It is a well-known fact that a company has to satisfy demands of its valuable customers to run a profitable business. In order to do that, a company has to keep improving marketing strategies, quality of products and uniqueness of the products according to target segments. Marketing experts of the company also need to consider some other factors like behaviour of consumers, their competitors, their own strength and weaknesses, geographical advantages and disadvantages etc. Now the question is how to do that? For every question there is an answer. Marketing evaluation is the only answer to that question.
Marketing evaluation is the technique which is used to assess success or failure of any marketing policy in order to achive it’s ultimate goal (Mooradian et al., 2013). Understanding of marketing matrics is very essential to carry out accurate marketing evaluation of performance of any company (Rancati and Gordini, 2014). Marketing matrics include several indiactors:
Key performance indicator:
It evaluates success of any marketing activity or of an organization. KPIs need to be choosen according to the goal of an organization (Parmenter, 2015). For example, KPIs used for departments of finance and sales will vary from each other. Management framwork like balanced scorecard is commonly used framework to choose appropriate KPIs. Organizations target key performance indicators to add more value to their business (MESA metrics research study, 2012). Key performance indicators can be sub categorized in quantitative indicators, qualitative indicators, input indicators, output indicators and financial indicators etc. Number of new customers, status of existing customers, turnover and average time of delivery are some examples of key performance indicators.
Return on investment:
Return on investment (ROI) is a performance measure that evaluates the efficiency of investment. High ROI results in high profit and vice versa (Murdoch et al., 2007). ROI can provide a close look of profitability of any investment by relating it to other related matrics. In a survey of 200 senior marketing managers, 77 percent found “return on investment” metric very usefull (Farris et al., 2010). ROI can also be used to measure extra-financial values like social return of investment.
Similar to manufacturing and sales, accountable marketing is also based on a set of valid outcome performance indicators and input costs. In order for indicators to be considered valid for accountability they must qualify certain criteria. For example, they need to measure marketing outcome from a consumers’ point of view, all marketing activities need to be included, they have to be repeated over period of time and they must fulfill technical and statistical criteria required for all measurement systems.
Once organizations identify their marketing matrics, they have to ensure that their marketing strategy is appropriate with target customers and they have not choosen wrong marketing mix. Marketing control system helps companies to evaluate their marketing efforts. There are four types of marketing control system: annual-plan control, profitability control, efficiency control and strategic control.

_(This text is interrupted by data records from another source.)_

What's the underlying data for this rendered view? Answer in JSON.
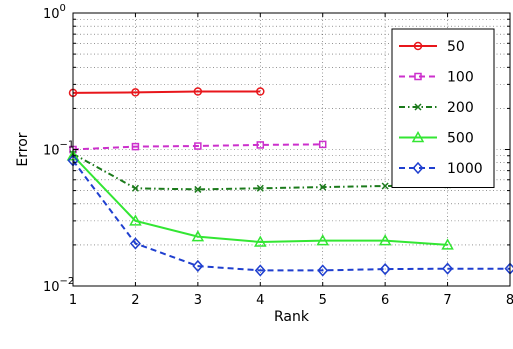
{
  "chart_data": {
    "type": "line",
    "xlabel": "Rank",
    "ylabel": "Error",
    "xlim": [
      1,
      8
    ],
    "ylim": [
      0.01,
      1
    ],
    "yscale": "log",
    "grid": true,
    "legend_placement": "top-right",
    "x_ticks": [
      "1",
      "2",
      "3",
      "4",
      "5",
      "6",
      "7",
      "8"
    ],
    "y_ticks": [
      {
        "value": 1,
        "base": "10",
        "exp": "0"
      },
      {
        "value": 0.1,
        "base": "10",
        "exp": "−1"
      },
      {
        "value": 0.01,
        "base": "10",
        "exp": "−2"
      }
    ],
    "series": [
      {
        "name": "50",
        "color": "#e8161b",
        "dash": "solid",
        "marker": "circle",
        "x": [
          1,
          2,
          3,
          4
        ],
        "y": [
          0.26,
          0.262,
          0.266,
          0.266
        ]
      },
      {
        "name": "100",
        "color": "#cc2fcc",
        "dash": "dashed",
        "marker": "square",
        "x": [
          1,
          2,
          3,
          4,
          5
        ],
        "y": [
          0.1,
          0.105,
          0.106,
          0.108,
          0.109
        ]
      },
      {
        "name": "200",
        "color": "#1b7a1b",
        "dash": "dashdot",
        "marker": "x",
        "x": [
          1,
          2,
          3,
          4,
          5,
          6,
          7
        ],
        "y": [
          0.093,
          0.052,
          0.051,
          0.052,
          0.053,
          0.054,
          0.055
        ]
      },
      {
        "name": "500",
        "color": "#33e633",
        "dash": "solid",
        "marker": "triangle",
        "x": [
          1,
          2,
          3,
          4,
          5,
          6,
          7
        ],
        "y": [
          0.09,
          0.03,
          0.023,
          0.021,
          0.0215,
          0.0215,
          0.02
        ]
      },
      {
        "name": "1000",
        "color": "#1f3fcf",
        "dash": "dashed",
        "marker": "diamond",
        "x": [
          1,
          2,
          3,
          4,
          5,
          6,
          7,
          8
        ],
        "y": [
          0.083,
          0.0205,
          0.014,
          0.013,
          0.013,
          0.0133,
          0.0134,
          0.0134
        ]
      }
    ]
  }
}
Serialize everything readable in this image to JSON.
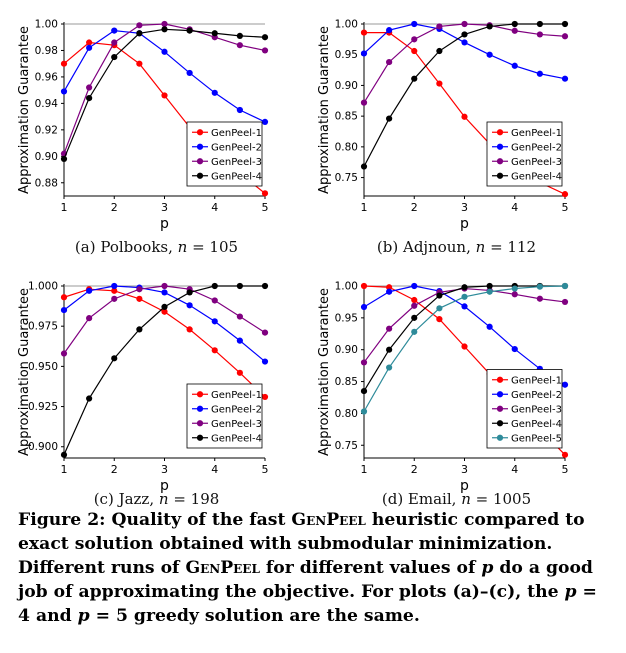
{
  "chart_data": [
    {
      "type": "line",
      "caption": {
        "label": "(a) Polbooks, ",
        "n_part": "n",
        "eq": " = 105"
      },
      "xlabel": "p",
      "ylabel": "Approximation Guarantee",
      "xlim": [
        1,
        5
      ],
      "ylim": [
        0.87,
        1.0
      ],
      "xticks": [
        "1",
        "2",
        "3",
        "4",
        "5"
      ],
      "yticks": [
        0.88,
        0.9,
        0.92,
        0.94,
        0.96,
        0.98,
        1.0
      ],
      "ytick_labels": [
        "0.88",
        "0.90",
        "0.92",
        "0.94",
        "0.96",
        "0.98",
        "1.00"
      ],
      "legend_position": "right",
      "reference_line": 1.0,
      "x": [
        1,
        1.5,
        2,
        2.5,
        3,
        3.5,
        4,
        4.5,
        5
      ],
      "series": [
        {
          "name": "GenPeel-1",
          "color": "#ff0000",
          "values": [
            0.97,
            0.986,
            0.984,
            0.97,
            0.946,
            0.922,
            0.905,
            0.887,
            0.872
          ]
        },
        {
          "name": "GenPeel-2",
          "color": "#0000ff",
          "values": [
            0.949,
            0.982,
            0.995,
            0.993,
            0.979,
            0.963,
            0.948,
            0.935,
            0.926
          ]
        },
        {
          "name": "GenPeel-3",
          "color": "#800080",
          "values": [
            0.902,
            0.952,
            0.986,
            0.999,
            1.0,
            0.996,
            0.99,
            0.984,
            0.98
          ]
        },
        {
          "name": "GenPeel-4",
          "color": "#000000",
          "values": [
            0.898,
            0.944,
            0.975,
            0.993,
            0.996,
            0.995,
            0.993,
            0.991,
            0.99
          ]
        }
      ]
    },
    {
      "type": "line",
      "caption": {
        "label": "(b) Adjnoun, ",
        "n_part": "n",
        "eq": " = 112"
      },
      "xlabel": "p",
      "ylabel": "Approximation Guarantee",
      "xlim": [
        1,
        5
      ],
      "ylim": [
        0.72,
        1.0
      ],
      "xticks": [
        "1",
        "2",
        "3",
        "4",
        "5"
      ],
      "yticks": [
        0.75,
        0.8,
        0.85,
        0.9,
        0.95,
        1.0
      ],
      "ytick_labels": [
        "0.75",
        "0.80",
        "0.85",
        "0.90",
        "0.95",
        "1.00"
      ],
      "legend_position": "right",
      "reference_line": 1.0,
      "x": [
        1,
        1.5,
        2,
        2.5,
        3,
        3.5,
        4,
        4.5,
        5
      ],
      "series": [
        {
          "name": "GenPeel-1",
          "color": "#ff0000",
          "values": [
            0.986,
            0.986,
            0.956,
            0.903,
            0.849,
            0.805,
            0.772,
            0.742,
            0.723
          ]
        },
        {
          "name": "GenPeel-2",
          "color": "#0000ff",
          "values": [
            0.952,
            0.99,
            1.0,
            0.992,
            0.97,
            0.95,
            0.932,
            0.919,
            0.911
          ]
        },
        {
          "name": "GenPeel-3",
          "color": "#800080",
          "values": [
            0.872,
            0.938,
            0.975,
            0.996,
            1.0,
            0.998,
            0.989,
            0.983,
            0.98
          ]
        },
        {
          "name": "GenPeel-4",
          "color": "#000000",
          "values": [
            0.768,
            0.846,
            0.911,
            0.956,
            0.983,
            0.996,
            1.0,
            1.0,
            1.0
          ]
        }
      ]
    },
    {
      "type": "line",
      "caption": {
        "label": "(c) Jazz, ",
        "n_part": "n",
        "eq": " = 198"
      },
      "xlabel": "p",
      "ylabel": "Approximation Guarantee",
      "xlim": [
        1,
        5
      ],
      "ylim": [
        0.893,
        1.0
      ],
      "xticks": [
        "1",
        "2",
        "3",
        "4",
        "5"
      ],
      "yticks": [
        0.9,
        0.925,
        0.95,
        0.975,
        1.0
      ],
      "ytick_labels": [
        "0.900",
        "0.925",
        "0.950",
        "0.975",
        "1.000"
      ],
      "legend_position": "right",
      "reference_line": 1.0,
      "x": [
        1,
        1.5,
        2,
        2.5,
        3,
        3.5,
        4,
        4.5,
        5
      ],
      "series": [
        {
          "name": "GenPeel-1",
          "color": "#ff0000",
          "values": [
            0.993,
            0.998,
            0.997,
            0.992,
            0.984,
            0.973,
            0.96,
            0.946,
            0.931
          ]
        },
        {
          "name": "GenPeel-2",
          "color": "#0000ff",
          "values": [
            0.985,
            0.997,
            1.0,
            0.999,
            0.996,
            0.988,
            0.978,
            0.966,
            0.953
          ]
        },
        {
          "name": "GenPeel-3",
          "color": "#800080",
          "values": [
            0.958,
            0.98,
            0.992,
            0.998,
            1.0,
            0.998,
            0.991,
            0.981,
            0.971
          ]
        },
        {
          "name": "GenPeel-4",
          "color": "#000000",
          "values": [
            0.895,
            0.93,
            0.955,
            0.973,
            0.987,
            0.996,
            1.0,
            1.0,
            1.0
          ]
        }
      ]
    },
    {
      "type": "line",
      "caption": {
        "label": "(d) Email, ",
        "n_part": "n",
        "eq": " = 1005"
      },
      "xlabel": "p",
      "ylabel": "Approximation Guarantee",
      "xlim": [
        1,
        5
      ],
      "ylim": [
        0.73,
        1.0
      ],
      "xticks": [
        "1",
        "2",
        "3",
        "4",
        "5"
      ],
      "yticks": [
        0.75,
        0.8,
        0.85,
        0.9,
        0.95,
        1.0
      ],
      "ytick_labels": [
        "0.75",
        "0.80",
        "0.85",
        "0.90",
        "0.95",
        "1.00"
      ],
      "legend_position": "right",
      "reference_line": 1.0,
      "x": [
        1,
        1.5,
        2,
        2.5,
        3,
        3.5,
        4,
        4.5,
        5
      ],
      "series": [
        {
          "name": "GenPeel-1",
          "color": "#ff0000",
          "values": [
            1.0,
            0.998,
            0.978,
            0.948,
            0.905,
            0.862,
            0.818,
            0.775,
            0.735
          ]
        },
        {
          "name": "GenPeel-2",
          "color": "#0000ff",
          "values": [
            0.967,
            0.991,
            1.0,
            0.992,
            0.968,
            0.936,
            0.901,
            0.87,
            0.845
          ]
        },
        {
          "name": "GenPeel-3",
          "color": "#800080",
          "values": [
            0.88,
            0.933,
            0.969,
            0.99,
            0.996,
            0.993,
            0.987,
            0.98,
            0.975
          ]
        },
        {
          "name": "GenPeel-4",
          "color": "#000000",
          "values": [
            0.835,
            0.9,
            0.95,
            0.985,
            0.998,
            1.0,
            1.0,
            1.0,
            1.0
          ]
        },
        {
          "name": "GenPeel-5",
          "color": "#2e8b9a",
          "values": [
            0.803,
            0.872,
            0.928,
            0.965,
            0.983,
            0.991,
            0.996,
            0.999,
            1.0
          ]
        }
      ]
    }
  ],
  "figure_caption": {
    "parts": [
      {
        "t": "Figure 2: Quality of the fast ",
        "s": ""
      },
      {
        "t": "GenPeel",
        "s": "sc"
      },
      {
        "t": " heuristic compared to exact solution obtained with submodular minimization. Different runs of ",
        "s": ""
      },
      {
        "t": "GenPeel",
        "s": "sc"
      },
      {
        "t": " for different values of ",
        "s": ""
      },
      {
        "t": "p",
        "s": "it"
      },
      {
        "t": " do a good job of approximating the objective. For plots (a)–(c), the ",
        "s": ""
      },
      {
        "t": "p",
        "s": "it"
      },
      {
        "t": " = 4 and ",
        "s": ""
      },
      {
        "t": "p",
        "s": "it"
      },
      {
        "t": " = 5 greedy solution are the same.",
        "s": ""
      }
    ]
  }
}
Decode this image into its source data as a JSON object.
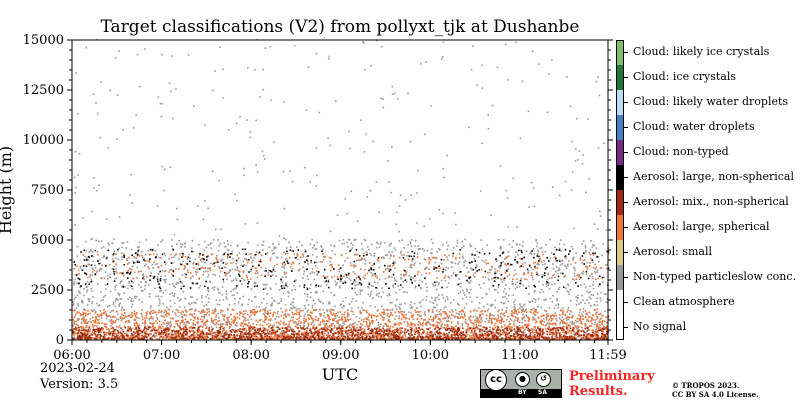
{
  "chart_data": {
    "type": "heatmap",
    "title": "Target classifications (V2) from pollyxt_tjk at Dushanbe",
    "xlabel": "UTC",
    "ylabel": "Height (m)",
    "xlim": [
      "06:00",
      "11:59"
    ],
    "ylim": [
      0,
      15000
    ],
    "x_ticks": [
      "06:00",
      "07:00",
      "08:00",
      "09:00",
      "10:00",
      "11:00",
      "11:59"
    ],
    "y_ticks": [
      "0",
      "2500",
      "5000",
      "7500",
      "10000",
      "12500",
      "15000"
    ],
    "classes": [
      {
        "label": "No signal",
        "color": "#ffffff"
      },
      {
        "label": "Clean atmosphere",
        "color": "#f5f5f5"
      },
      {
        "label": "Non-typed particleslow conc.",
        "color": "#999999"
      },
      {
        "label": "Aerosol: small",
        "color": "#dcc97a"
      },
      {
        "label": "Aerosol: large, spherical",
        "color": "#ef7438"
      },
      {
        "label": "Aerosol: mix., non-spherical",
        "color": "#a12a0e"
      },
      {
        "label": "Aerosol: large, non-spherical",
        "color": "#000000"
      },
      {
        "label": "Cloud: non-typed",
        "color": "#762a83"
      },
      {
        "label": "Cloud: water droplets",
        "color": "#3f84c5"
      },
      {
        "label": "Cloud: likely water droplets",
        "color": "#b9dcf5"
      },
      {
        "label": "Cloud: ice crystals",
        "color": "#1b7837"
      },
      {
        "label": "Cloud: likely ice crystals",
        "color": "#7fbf66"
      }
    ],
    "layers": [
      {
        "class": "Aerosol: mix., non-spherical",
        "height_range_m": [
          0,
          600
        ]
      },
      {
        "class": "Aerosol: large, spherical",
        "height_range_m": [
          0,
          1500
        ]
      },
      {
        "class": "Non-typed particleslow conc.",
        "height_range_m": [
          0,
          5000
        ]
      },
      {
        "class": "Aerosol: large, non-spherical",
        "height_range_m": [
          2500,
          4500
        ]
      }
    ],
    "grid": false
  },
  "footer": {
    "date": "2023-02-24",
    "version": "Version: 3.5",
    "prelim_line1": "Preliminary",
    "prelim_line2": "Results.",
    "copyright_line1": "© TROPOS 2023.",
    "copyright_line2": "CC BY SA 4.0 License."
  },
  "license_badge": {
    "cc": "cc",
    "by": "BY",
    "sa": "SA"
  }
}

Annual-plan control is a very essential tool to determine effectiveness of marketing efforts undertaken by the organisation. It mainly aims at sales and profitability. Mostly top level and medium level managements are involved in this type of control. It comprises of five tools that are sales analysis, market share analysis, expence to sales analysis, financial analysis and customer satisfaction.
Profitability control demonstrates the relative profit-earning capacity of a company’s different products and consumer group.
Efficiency control involves micro-level analysis of the various elements of the marketing mix. For example: sales force, advertising, sales promotion, and distribution.
Strategic control helps managers to evaluate a company’s marketing program from a critical long-term perspective. This represents a detailed and objective analysis of an organization. It also helps to understand organisation’s ablity to maximize its strengths and market opportunities.
Farris, P.W., Bendle, N.T., Pfeifer, P.E. and Reibstein, D.J., 2010. Marketing metrics: The definitive guide to measuring marketing performance.
Mooradian, T., Matzler, K. and Ring, L., 2013. Strategic Marketing: Pearson New International Edition. Pearson Higher Ed.
Murdoch, W., Polasky, S., Wilson, K.A., Possingham, H.P., Kareiva, P. and Shaw, R., 2007. Maximizing return on investment in conservation. Biological Conservation, 139(3), pp.375-388.
Parmenter, D., 2015. Key performance indicators: developing, implementing, and using winning KPIs.
Pursuit of performance excellence: business success through effective plant operation matrics. A MESA Matrics research study, February 2012.
Elisa, R. and Gordini, N., CONTENT MARKETING METRICS: THEORETICAL ASPECTS AND EMPIRICAL EVIDENCE.